L'Ecrin des illusions

Chapitre 28 : L'Ombre du Prince

2177 mots, Catégorie: T

Dernière mise à jour 02/05/2024 20:52

Quelques instants plus tard, la maisonnette de Jekyll se retrouva investie par les Aurors. Sous bonne garde, Hazel et Rogue furent escortés dans le bureau qu'avait occupé Hyde sous les traits de sa défunte compagne. Assise sur une banquette, une cape prêtée par McGonagall recouvrant ses épaules, la jeune sorcière dut répondre aux questions de Fol Œil. Tout en lui offrant des réponses concises, elle observait le ballet des sorciers allant et venant entre le tableau et le bureau de Jekyll. Quand elle vit deux Aurors surgir de la peinture en faisant léviter une civière recouverte d'un drap blanc, Hazel se tut, songeant à la pauvre Hydra.

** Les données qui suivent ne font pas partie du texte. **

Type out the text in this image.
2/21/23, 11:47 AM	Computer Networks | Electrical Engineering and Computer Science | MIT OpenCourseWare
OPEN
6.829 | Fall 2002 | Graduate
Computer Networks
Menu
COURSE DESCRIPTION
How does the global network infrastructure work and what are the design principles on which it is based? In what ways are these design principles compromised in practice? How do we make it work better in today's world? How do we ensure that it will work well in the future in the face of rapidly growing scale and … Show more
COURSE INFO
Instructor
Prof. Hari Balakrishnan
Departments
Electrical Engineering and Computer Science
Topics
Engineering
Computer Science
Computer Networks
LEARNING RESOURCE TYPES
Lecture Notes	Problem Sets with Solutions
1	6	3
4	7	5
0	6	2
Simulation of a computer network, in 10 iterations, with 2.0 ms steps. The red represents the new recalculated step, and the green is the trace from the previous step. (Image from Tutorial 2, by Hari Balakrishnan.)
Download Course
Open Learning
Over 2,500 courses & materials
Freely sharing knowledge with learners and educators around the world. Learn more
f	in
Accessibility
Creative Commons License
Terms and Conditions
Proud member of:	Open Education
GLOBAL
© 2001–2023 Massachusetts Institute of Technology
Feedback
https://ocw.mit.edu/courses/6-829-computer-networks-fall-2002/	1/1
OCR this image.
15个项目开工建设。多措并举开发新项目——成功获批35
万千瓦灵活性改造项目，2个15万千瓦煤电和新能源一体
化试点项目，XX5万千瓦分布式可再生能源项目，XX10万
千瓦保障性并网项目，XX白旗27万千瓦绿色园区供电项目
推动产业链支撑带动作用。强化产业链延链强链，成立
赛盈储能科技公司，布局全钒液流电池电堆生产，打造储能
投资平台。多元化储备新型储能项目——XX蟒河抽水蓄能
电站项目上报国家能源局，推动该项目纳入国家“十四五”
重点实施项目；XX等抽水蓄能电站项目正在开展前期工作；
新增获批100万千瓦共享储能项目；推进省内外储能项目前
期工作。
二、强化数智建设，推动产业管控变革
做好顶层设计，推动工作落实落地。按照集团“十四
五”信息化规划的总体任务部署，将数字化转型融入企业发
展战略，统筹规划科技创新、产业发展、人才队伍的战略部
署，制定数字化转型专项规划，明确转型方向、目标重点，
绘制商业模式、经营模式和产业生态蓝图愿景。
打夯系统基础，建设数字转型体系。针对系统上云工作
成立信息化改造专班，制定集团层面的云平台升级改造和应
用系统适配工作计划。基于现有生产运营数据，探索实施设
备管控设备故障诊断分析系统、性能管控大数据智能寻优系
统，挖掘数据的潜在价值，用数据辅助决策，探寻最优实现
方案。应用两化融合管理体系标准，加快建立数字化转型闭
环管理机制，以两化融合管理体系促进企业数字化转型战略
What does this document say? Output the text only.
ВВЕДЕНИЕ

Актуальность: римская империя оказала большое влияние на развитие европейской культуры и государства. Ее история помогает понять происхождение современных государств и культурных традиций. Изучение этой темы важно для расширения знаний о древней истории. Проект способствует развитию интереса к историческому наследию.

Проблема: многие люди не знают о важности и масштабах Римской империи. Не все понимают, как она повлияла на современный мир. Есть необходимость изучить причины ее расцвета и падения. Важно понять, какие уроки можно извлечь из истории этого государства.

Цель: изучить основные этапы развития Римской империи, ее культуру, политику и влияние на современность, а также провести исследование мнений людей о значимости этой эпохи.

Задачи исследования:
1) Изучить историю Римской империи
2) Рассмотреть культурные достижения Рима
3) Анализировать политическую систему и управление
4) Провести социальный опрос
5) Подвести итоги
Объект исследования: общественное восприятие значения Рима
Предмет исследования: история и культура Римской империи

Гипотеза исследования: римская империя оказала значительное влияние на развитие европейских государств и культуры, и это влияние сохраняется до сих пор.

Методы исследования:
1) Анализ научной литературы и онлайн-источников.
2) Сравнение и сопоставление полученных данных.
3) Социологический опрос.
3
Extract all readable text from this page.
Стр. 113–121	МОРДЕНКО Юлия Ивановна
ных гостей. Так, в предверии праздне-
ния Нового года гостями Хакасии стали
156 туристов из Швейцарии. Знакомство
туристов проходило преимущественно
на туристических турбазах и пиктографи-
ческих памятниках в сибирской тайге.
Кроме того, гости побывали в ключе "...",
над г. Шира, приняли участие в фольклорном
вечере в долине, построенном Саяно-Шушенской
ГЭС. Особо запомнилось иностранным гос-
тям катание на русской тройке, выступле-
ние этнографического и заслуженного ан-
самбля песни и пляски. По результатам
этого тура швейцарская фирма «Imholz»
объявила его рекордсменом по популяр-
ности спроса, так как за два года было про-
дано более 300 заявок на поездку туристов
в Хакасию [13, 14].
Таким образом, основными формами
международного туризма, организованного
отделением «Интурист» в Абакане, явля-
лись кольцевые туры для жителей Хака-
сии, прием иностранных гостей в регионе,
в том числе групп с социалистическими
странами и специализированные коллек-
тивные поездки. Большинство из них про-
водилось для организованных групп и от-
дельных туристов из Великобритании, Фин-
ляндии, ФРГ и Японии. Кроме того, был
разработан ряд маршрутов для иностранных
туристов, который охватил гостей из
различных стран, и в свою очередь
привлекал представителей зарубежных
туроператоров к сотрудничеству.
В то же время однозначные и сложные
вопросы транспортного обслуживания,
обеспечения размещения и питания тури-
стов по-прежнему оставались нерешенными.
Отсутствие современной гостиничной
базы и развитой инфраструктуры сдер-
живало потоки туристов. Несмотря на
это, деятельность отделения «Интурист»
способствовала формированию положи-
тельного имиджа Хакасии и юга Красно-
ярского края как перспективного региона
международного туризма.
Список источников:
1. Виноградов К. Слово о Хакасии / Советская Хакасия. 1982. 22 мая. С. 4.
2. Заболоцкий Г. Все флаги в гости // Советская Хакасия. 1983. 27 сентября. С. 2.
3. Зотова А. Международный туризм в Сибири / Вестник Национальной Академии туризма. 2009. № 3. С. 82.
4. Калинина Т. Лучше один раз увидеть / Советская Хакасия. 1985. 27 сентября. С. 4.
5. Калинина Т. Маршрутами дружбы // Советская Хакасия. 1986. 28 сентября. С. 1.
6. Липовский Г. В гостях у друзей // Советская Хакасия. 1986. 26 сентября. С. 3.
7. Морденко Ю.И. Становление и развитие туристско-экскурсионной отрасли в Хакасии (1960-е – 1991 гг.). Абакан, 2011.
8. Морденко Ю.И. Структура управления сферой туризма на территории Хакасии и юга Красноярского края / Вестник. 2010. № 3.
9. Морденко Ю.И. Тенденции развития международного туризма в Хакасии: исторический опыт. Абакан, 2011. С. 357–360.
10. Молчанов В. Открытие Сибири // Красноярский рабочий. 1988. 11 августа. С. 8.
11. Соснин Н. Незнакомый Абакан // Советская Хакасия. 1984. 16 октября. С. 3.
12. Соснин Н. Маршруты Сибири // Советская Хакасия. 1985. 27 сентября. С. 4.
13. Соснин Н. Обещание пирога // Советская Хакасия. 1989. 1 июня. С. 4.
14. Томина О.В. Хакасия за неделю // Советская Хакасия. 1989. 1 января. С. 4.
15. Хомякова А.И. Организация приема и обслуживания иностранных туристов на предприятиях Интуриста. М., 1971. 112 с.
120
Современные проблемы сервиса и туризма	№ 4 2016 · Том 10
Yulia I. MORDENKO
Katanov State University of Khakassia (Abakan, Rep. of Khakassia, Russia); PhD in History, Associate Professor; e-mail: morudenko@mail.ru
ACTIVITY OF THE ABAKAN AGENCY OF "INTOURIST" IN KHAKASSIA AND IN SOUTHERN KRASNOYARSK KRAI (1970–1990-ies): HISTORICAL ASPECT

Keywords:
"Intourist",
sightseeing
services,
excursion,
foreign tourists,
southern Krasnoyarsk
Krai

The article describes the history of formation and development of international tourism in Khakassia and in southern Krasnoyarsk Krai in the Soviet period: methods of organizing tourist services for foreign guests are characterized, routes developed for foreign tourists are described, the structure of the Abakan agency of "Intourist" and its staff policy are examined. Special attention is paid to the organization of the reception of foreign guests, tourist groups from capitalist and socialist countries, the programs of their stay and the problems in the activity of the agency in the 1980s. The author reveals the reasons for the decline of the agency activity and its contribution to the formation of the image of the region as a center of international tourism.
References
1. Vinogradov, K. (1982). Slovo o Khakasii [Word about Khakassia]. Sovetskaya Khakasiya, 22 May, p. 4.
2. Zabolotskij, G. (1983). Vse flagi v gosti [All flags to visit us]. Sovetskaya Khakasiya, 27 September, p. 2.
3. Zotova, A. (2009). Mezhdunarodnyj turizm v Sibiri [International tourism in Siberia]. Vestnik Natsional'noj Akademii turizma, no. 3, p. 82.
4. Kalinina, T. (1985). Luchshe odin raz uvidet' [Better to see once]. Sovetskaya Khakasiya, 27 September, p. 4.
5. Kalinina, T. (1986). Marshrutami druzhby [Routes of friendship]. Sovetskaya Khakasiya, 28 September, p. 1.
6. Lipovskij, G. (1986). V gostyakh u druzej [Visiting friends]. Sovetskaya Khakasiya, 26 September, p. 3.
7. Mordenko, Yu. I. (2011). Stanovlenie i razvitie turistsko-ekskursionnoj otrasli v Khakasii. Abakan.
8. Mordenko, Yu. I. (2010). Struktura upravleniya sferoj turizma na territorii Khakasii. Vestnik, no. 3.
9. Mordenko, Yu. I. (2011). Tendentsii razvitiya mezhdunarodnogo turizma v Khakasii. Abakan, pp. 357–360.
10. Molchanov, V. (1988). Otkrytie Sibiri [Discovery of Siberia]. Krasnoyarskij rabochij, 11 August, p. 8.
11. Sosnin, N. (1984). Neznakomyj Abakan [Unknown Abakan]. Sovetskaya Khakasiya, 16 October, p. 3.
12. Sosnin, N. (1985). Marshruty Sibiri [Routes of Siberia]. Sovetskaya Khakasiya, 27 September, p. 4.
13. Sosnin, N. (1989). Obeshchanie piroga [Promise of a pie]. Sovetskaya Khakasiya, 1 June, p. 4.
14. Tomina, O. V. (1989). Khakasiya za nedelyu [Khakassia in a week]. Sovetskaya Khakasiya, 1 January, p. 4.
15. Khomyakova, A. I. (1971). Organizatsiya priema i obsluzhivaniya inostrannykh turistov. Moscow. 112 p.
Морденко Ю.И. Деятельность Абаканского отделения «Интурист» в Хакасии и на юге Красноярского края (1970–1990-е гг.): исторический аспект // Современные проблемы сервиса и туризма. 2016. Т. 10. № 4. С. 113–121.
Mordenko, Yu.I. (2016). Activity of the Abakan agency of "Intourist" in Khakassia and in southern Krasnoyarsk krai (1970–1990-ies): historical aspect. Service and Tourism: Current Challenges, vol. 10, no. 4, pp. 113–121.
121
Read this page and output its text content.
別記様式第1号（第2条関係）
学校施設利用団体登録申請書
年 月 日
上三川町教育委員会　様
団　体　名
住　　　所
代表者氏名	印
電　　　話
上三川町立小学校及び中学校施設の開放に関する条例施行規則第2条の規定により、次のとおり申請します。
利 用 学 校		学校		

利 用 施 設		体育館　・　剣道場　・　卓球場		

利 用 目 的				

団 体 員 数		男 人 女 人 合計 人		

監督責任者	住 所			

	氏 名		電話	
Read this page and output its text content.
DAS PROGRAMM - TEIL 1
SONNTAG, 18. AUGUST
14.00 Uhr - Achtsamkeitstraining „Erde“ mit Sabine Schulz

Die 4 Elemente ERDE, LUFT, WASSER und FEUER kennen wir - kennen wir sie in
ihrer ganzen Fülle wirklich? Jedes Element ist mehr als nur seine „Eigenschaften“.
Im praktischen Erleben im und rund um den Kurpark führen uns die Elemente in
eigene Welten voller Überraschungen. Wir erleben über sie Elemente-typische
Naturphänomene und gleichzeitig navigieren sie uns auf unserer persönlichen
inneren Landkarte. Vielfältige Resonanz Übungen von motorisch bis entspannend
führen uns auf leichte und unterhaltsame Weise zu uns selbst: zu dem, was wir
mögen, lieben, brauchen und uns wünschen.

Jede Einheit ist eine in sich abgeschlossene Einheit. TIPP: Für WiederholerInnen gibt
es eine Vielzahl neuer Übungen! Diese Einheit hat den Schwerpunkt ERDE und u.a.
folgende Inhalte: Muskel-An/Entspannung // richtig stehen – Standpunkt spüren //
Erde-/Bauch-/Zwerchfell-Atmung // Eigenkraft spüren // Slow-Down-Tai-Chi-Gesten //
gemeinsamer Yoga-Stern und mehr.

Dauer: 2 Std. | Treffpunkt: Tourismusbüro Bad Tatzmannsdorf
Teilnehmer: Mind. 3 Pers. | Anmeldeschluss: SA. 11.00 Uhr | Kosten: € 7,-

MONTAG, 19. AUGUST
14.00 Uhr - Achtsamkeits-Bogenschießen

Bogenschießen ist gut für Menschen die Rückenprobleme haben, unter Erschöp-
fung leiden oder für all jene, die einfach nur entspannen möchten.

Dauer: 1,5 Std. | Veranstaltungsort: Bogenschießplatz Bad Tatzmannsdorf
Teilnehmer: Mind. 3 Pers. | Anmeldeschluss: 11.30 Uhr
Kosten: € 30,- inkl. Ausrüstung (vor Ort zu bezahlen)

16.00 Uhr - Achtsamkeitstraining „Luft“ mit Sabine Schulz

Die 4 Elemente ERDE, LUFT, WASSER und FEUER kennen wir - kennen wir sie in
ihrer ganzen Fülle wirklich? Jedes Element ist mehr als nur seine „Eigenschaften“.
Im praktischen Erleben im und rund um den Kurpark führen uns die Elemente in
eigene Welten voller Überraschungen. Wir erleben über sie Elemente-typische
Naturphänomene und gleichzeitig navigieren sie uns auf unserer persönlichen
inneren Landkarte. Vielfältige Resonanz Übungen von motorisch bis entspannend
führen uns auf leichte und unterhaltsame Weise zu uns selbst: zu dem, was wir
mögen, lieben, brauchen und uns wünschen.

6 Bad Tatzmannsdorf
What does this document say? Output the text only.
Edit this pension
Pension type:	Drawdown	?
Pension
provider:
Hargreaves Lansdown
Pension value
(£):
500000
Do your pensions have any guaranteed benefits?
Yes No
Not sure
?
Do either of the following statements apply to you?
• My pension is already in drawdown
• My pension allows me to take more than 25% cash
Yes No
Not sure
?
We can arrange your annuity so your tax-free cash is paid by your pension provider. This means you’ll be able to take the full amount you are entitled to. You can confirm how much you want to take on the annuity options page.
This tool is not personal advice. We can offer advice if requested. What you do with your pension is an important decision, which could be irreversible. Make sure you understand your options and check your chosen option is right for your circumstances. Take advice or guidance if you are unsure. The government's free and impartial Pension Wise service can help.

Maugrey suivit son regard et profita de cet instant de répit dans son interrogatoire pour s'accorder une petite gorgée de whisky. Hazel déclina la flasque tendue par le sorcier et se mit à chercher le maître des potions du regard. Ce dernier, debout près de la porte, répondait de très mauvaise grâce aux questions d'un tout jeune Auror tremblant de peur. Hazel tendit l'oreille et distingua la voix de Rogue faisant part de ses soupçons sur Jekyll, suspicions qui l'avaient conduit au cottage puis dans le tableau infernal. À l'instar de Hazel, il se gardait bien d'évoquer le lien l'unissant à elle ! Fol Œil braqua son œil mécanique vers la jeune sorcière, sentant qu'elle lui dissimulait des secrets !


- Donc, reprit-il en rangeant sa précieuse boisson, par « intuition », vous vous êtes rendue dans le bureau de la fausse Jekyll, vous avez fouillé son cottage et vous êtes tombée « par hasard » dans le tableau où se trouvait Rogue ?


Il haussa délibérément le ton à la fin de sa phrase, ce qui fit réagir un Rogue demeuré jusque-là, de marbre. Le sorcier décrocha un sombre regard à l'Auror avant de reporter son attention sur Hazel. La jeune sorcière replia ses doigts contre sa poitrine et adressa ce sourire, ô combien détestable, à Maugrey.


- Oui, répondit-elle avec une certaine arrogance que Sirius Black n'aurait pas reniée !


Fol Œil s'accorda une nouvelle rasade de son divin breuvage, maudissant les Black et leur prétention, ainsi que les Mangemorts repentis. Son œil factice se mit à tournoyer avant de s'accrocher à Hazel.

- Je vous ai à l'œil, grommela-t-il en tapotant le coin de sa paupière. Tous les deux.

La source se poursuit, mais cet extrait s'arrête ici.